Sunday, January 28, 2018

Singing with the RPO - again, and again, and again!

This has been a banner collaborative year for Concentus Women’s Chorus – a performance with the Rochester Oratorio Society this fall, our upcoming March concerts (that will be sung behind a screen projection of photography by P.J. Pennewell, Principal Dancer / Rehearsal Director at Garth Fagan Dance), and two RPO concerts – Debussy’s Nocturnes, which we just completed mid-January, and Holst’s The Planets, which will be presented in April.

Debussy’s Nocturnes
Although the Nocturnes choral movement, Sirènes, is only about 9 minutes, it still took hours of preparation. It also required more singers than Concentus currently has, and we were lucky to be joined by some excellent guest voices. Even with them, we were only about 25-strong, and the piece is usually performed with twice as many voices. Our quality made up for some lack of quantity, but strategically placed microphones didn’t hurt, either…

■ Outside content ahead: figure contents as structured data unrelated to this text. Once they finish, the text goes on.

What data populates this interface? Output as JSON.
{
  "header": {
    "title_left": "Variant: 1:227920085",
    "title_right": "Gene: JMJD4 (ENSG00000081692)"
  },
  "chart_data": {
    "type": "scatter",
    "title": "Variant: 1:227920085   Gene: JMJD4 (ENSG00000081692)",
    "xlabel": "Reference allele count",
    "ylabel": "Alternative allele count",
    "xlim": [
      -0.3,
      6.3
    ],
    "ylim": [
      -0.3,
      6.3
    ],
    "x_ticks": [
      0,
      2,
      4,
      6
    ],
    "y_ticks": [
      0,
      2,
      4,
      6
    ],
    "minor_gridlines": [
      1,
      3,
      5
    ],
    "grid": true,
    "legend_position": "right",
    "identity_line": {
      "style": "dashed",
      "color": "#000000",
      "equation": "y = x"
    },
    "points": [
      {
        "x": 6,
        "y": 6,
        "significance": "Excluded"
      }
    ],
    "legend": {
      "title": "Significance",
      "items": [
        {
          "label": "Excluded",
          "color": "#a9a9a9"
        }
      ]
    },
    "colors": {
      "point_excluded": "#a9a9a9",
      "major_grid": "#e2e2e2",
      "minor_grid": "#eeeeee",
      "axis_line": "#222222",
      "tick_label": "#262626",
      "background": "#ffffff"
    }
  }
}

Marcelo Lehninger rehearsing the chorus
Our conductor, Gwen Gassler, rehearsed us studiously, but we had to remain flexible, so that we could adapt to the RPO guest conductor’s choices of tempo, stress placements, etc. Marcelo Lehninger was delightful, and although he did ask that most of our dynamics be a notch louder than Debussy’s markings, he wasn’t put off by our lack of numbers. And this was certainly a case where deviating from the piece as specified by the composer was warranted (we didn’t have the luxury of splitting into a double chorus). Lehninger masterfully juggled Debussy’s two orchestrations. Thankfully, he deferred to the chorus at the end of the movement, where he preferred the original score, but the singers preferred the revised, with the altos echoing the clarinet (in the original score, the altos sing the entire passage, and it’s very difficult to find our starting note). It didn’t hurt that one of our singers is married to the clarinetist, who could champion our cause!

Brahms’ Requiem
Alison and Honey chatting over my empty seat
This weekend, I attended the first Winter Sing with the RPO, because my niece Alison was in town and she guilted me into it. The Brahms Requiem isn’t what I’d normally choose to spend a Saturday afternoon with, but in the end, it was almost as much fun as it was challenging and exhausting to sight-read, and Dr. Weinert did an outstanding job conducting us. His best piece of advice: don’t look back!  I smartly sat between Alison (who’d sung the piece before) and Honey Meconi, a Concentus alumna and frequent Concentus guest singer and incredible musician, so that when I got lost, I had an anchor on both sides.
Dr. Weinert waiting for the orchestra to tune,
while Richard Decker looks on


Holst’s The Planets
Soon we will start rehearsing the Neptune, the Mystic movement, which many of the singers performed with the RPO three years ago. But we’ll have a different conductor – Hans Graf, instead of Michael Francis – who will most certainly have different insights into how the piece should be performed. One thing that will be the same – the singers will be offstage, and the door will slowly close on us as we perform the first-written musical fade out. While I’m not sad not to be on stage again, I am disappointed that we’ll miss seeing the visual part of the performance – projections of NASA pictures that will accompany the music. It should be an amazing performance!